Speaking at the advertising group's AGM today, Cordiant chairman Charles Scott said the decline in the first five months reflected the relatively high levels of activity experienced in the same period in 2001 compared with 2002.
"Despite this, the group has continued to meet its internal profitability targets as cost savings initiated in 2001 have been realised," he said.
This morning, reports emerged that chief executive Michael Bungey could face calls for his resignation at the company's AGM.
Reports suggested that two of Cordiant's investors, Brian Myerson and Julian Treger, were seeking changes to the company's senior management line-up having recently increased their stake in the company from 4.5% to 5% through their UK Active Value Fund.
In recent weeks, takeover talk has been constantly in the headlines, following the revelation that Cordiant had been in secret talks with French group Havas. The two denied talks, which would put Bates Worldwide and Euro RSCG Worldwide under one roof, were talking place.
Bungey's position has been brought into question on more than one occasion in recent times as Cordiant has suffered a string of account losses. Most recently, it lost the $35m (拢24m) CVS Pharmacy advertising account. But it has been rocked by the high-profile loss of the key Hyundai media and creative businesses.

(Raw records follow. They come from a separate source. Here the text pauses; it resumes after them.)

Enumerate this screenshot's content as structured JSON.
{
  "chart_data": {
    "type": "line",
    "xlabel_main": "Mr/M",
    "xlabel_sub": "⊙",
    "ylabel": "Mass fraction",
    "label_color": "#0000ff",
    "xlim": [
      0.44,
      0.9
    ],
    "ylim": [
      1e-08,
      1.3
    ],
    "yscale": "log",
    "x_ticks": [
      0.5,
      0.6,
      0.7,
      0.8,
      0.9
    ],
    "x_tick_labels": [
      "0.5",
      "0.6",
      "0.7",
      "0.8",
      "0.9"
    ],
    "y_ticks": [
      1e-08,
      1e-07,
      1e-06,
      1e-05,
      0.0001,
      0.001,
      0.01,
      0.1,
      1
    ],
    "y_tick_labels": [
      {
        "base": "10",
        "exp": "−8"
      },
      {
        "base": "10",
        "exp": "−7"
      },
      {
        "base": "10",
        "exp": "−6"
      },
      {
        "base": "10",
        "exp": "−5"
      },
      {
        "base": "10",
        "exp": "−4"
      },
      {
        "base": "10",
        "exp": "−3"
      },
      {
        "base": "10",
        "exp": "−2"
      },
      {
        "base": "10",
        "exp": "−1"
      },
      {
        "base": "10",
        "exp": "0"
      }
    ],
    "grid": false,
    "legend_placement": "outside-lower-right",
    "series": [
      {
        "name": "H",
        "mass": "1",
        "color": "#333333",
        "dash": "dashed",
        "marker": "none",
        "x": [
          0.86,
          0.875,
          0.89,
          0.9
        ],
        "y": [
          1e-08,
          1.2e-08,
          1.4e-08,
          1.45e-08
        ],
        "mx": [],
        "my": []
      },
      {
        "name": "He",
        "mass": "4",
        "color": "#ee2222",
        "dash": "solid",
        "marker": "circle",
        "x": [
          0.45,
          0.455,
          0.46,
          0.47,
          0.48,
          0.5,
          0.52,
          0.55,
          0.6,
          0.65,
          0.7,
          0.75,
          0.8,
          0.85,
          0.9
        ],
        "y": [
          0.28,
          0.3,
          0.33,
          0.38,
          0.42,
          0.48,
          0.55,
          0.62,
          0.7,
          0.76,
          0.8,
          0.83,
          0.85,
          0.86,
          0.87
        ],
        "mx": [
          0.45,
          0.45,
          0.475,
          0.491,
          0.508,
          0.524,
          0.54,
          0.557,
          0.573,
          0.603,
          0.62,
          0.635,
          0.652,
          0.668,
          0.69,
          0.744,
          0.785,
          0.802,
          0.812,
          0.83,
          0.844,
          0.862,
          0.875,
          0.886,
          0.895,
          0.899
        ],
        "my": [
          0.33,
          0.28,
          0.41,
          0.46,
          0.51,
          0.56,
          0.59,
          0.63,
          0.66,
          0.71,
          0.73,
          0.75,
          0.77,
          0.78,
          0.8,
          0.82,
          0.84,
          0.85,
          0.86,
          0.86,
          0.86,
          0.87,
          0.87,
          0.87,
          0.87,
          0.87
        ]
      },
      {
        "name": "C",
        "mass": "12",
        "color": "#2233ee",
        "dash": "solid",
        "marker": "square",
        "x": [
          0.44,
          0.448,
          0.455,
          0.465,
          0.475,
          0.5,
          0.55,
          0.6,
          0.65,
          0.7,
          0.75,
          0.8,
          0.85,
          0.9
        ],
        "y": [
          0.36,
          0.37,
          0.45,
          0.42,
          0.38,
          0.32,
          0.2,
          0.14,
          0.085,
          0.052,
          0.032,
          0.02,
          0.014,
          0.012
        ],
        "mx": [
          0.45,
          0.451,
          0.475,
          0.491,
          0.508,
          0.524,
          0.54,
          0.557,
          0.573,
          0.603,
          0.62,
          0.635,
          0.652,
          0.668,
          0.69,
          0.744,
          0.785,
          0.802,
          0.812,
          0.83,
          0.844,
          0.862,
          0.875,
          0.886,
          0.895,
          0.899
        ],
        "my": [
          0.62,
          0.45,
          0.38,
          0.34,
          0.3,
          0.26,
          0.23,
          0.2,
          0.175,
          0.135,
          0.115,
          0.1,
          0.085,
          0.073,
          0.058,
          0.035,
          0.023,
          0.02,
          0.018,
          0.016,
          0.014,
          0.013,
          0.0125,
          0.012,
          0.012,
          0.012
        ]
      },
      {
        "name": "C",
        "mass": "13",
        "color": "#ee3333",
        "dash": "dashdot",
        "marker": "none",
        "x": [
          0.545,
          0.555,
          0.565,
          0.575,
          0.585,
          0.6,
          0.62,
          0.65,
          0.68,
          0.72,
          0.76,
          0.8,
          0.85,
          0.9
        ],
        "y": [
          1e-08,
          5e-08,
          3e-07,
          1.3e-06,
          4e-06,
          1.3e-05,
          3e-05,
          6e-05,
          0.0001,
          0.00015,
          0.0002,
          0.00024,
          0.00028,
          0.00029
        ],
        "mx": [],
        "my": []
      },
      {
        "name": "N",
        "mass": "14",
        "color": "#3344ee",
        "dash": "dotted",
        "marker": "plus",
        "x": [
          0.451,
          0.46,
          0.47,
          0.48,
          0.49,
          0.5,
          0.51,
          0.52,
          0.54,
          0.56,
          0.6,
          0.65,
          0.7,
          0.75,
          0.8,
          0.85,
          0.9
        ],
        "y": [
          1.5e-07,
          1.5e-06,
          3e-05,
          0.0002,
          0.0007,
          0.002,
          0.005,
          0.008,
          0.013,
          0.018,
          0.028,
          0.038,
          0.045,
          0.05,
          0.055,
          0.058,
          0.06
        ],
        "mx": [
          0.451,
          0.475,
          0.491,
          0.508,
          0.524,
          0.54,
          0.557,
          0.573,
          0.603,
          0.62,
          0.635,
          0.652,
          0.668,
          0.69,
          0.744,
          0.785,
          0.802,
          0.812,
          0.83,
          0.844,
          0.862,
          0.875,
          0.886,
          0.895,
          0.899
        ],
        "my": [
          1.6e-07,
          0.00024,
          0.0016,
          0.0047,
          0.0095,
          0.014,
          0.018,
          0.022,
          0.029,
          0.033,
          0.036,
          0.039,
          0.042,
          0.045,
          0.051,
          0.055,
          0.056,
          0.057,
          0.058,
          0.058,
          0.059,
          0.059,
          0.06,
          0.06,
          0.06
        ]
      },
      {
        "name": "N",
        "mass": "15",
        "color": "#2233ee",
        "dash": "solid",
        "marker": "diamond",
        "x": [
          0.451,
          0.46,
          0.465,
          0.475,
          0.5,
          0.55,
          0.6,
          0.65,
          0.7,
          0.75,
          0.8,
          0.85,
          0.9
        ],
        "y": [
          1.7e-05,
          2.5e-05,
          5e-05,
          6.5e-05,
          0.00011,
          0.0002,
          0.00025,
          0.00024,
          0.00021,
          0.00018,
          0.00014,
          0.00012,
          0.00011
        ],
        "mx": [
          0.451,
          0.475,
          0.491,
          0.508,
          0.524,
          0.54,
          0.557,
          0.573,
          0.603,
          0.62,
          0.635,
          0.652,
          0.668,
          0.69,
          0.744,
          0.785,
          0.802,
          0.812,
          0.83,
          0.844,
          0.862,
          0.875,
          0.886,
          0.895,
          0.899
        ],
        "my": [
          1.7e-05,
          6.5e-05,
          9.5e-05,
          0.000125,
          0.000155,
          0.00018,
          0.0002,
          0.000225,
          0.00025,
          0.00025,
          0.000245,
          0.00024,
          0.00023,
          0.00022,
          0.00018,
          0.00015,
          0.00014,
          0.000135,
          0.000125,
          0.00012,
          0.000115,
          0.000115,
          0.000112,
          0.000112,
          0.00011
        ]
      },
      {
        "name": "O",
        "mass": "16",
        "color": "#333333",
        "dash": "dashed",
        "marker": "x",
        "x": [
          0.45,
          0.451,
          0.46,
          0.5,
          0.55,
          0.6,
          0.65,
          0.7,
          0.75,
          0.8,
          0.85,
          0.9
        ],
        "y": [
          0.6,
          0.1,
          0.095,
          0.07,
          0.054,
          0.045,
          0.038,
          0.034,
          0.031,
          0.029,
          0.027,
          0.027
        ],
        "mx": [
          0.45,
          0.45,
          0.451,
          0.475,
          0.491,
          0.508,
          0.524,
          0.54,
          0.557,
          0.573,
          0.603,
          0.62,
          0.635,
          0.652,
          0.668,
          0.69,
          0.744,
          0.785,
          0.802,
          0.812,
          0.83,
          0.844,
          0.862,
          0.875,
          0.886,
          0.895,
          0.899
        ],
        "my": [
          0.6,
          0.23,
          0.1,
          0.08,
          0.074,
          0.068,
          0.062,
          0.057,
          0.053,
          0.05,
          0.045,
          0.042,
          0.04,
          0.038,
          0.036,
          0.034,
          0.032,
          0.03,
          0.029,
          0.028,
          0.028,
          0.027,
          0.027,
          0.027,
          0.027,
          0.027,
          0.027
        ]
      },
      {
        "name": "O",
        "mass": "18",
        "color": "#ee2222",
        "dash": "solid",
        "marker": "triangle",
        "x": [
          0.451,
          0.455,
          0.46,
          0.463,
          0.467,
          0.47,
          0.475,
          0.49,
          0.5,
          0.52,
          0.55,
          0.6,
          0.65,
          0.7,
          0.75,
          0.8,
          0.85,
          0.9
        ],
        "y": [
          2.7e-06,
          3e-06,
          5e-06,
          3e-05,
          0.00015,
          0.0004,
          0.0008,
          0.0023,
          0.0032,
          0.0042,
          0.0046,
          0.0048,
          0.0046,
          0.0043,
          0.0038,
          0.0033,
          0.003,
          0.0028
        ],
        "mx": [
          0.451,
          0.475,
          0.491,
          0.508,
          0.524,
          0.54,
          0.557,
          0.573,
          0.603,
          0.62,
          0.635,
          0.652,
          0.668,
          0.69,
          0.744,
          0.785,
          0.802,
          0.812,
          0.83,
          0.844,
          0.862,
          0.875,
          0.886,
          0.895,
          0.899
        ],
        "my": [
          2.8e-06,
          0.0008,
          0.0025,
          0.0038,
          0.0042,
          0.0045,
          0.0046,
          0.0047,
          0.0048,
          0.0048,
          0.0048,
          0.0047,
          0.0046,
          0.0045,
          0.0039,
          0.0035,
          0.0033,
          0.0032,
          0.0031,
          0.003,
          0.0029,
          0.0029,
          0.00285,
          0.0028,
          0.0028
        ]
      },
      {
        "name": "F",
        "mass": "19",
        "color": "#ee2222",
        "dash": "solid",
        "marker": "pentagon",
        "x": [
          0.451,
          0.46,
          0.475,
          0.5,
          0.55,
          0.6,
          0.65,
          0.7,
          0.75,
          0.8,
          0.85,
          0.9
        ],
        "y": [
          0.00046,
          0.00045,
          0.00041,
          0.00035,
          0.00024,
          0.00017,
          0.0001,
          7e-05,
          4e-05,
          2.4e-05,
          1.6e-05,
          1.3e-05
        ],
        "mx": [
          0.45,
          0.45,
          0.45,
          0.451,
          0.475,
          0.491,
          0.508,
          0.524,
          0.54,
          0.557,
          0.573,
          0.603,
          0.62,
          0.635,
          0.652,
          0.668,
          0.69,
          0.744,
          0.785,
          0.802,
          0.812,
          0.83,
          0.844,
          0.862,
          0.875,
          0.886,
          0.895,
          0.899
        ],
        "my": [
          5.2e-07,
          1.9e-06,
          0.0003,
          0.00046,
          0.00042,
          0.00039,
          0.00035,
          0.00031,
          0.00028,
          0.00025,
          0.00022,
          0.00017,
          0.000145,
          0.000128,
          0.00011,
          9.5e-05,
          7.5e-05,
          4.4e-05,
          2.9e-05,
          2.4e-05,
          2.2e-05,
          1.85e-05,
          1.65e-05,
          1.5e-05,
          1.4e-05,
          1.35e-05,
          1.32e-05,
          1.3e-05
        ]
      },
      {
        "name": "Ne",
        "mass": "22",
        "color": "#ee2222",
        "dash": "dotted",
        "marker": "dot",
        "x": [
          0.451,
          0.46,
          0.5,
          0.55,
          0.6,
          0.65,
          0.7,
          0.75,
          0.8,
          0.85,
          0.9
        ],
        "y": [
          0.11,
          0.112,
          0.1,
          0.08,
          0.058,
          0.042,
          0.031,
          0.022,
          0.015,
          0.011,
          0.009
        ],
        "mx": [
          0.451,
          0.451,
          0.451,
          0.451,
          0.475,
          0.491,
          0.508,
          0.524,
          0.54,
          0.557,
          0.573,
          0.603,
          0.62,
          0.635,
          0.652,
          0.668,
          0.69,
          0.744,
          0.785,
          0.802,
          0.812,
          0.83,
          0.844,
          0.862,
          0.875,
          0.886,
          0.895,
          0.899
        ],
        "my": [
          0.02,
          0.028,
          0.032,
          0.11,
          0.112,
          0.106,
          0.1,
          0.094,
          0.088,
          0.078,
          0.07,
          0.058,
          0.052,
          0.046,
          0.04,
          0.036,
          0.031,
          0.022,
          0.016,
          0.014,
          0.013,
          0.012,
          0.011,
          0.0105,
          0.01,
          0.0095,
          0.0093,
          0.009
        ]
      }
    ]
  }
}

Scott told the AGM that many of the markets in which Cordiant operates were still difficult and that the group was continuing to reduce costs.
"In the current revenue environment, our focus is on tight cost control to deliver a recovery in earnings. The group's target remains a 50% improvement in operating margins in 2002," he said.
Shares in the company fell this morning when the market opened, trading down 4p at 75p, a fall of 5.06%. This afternoon, its shares had regained some of the lost ground and had crept back up to 76.5p.